When Stuart McLean sits down to write, there’s usually not a child standing in front of him, blowing discordantly on a harmonica. And John Ralston Saul, philosopher and novelist, doesn’t stop by to say hello. And McLean is usually not writing outdoors in late September. “That was the hardest part,” said McLean, rubbing his cold hands together last Sunday afternoon in Queen’s Park.
The host of CBC Radio’s Vinyl Cafe was one of eight authors creating “literary portraits” at Sunday’s Word on the Street festival—a glimpse of the creative process at work, at an event otherwise about the finished product. Created by common-law partners Siri Agrell and Dave McGinn (she’s a communications advisor to Liberal MPP Kathleen Wynne; he’s an arts journalist), TypeFace was also a Toronto Public Library fundraiser.
While most other tables featured stacks of books and magazines for sale, the TypeFace table was covered in notebooks, pens, and half-empty coffee cups. Authors had 15 minutes to interview subjects and write a descriptive “portrait.”

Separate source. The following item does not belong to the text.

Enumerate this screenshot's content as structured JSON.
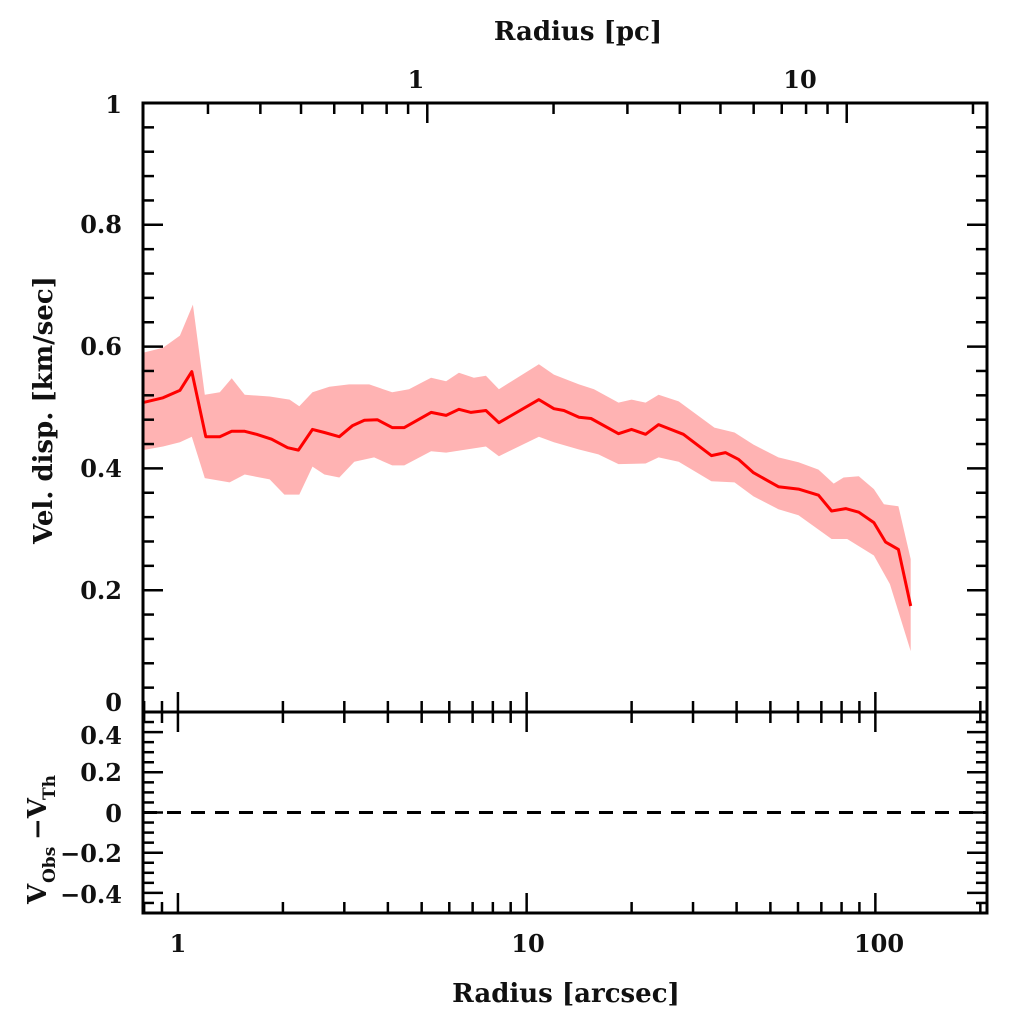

When Jennifer McKinney sat down with Toronto Star columnist Joe Fiorito, he asked her to describe her two biggest adventures. She only had time to describe one: the time she and her one-year-old daughter spent four weeks at sea as the only passengers on a freighter going from Montreal to Cape Town.
“I think sometimes I’m leading such a dull life,” she said afterwards. “But I should remember those parts.”
Agrell and McGinn hope to extend TypeFace beyond Sunday’s one-off. Lining up willing writers was no problem, and judging by the crowds that stopped in for a portrait, finding subjects should be just as easy. “Some people line up at TIFF to see Brad Pitt,” said portrait recipient Angela Libby. “We follow Stuart McLean.”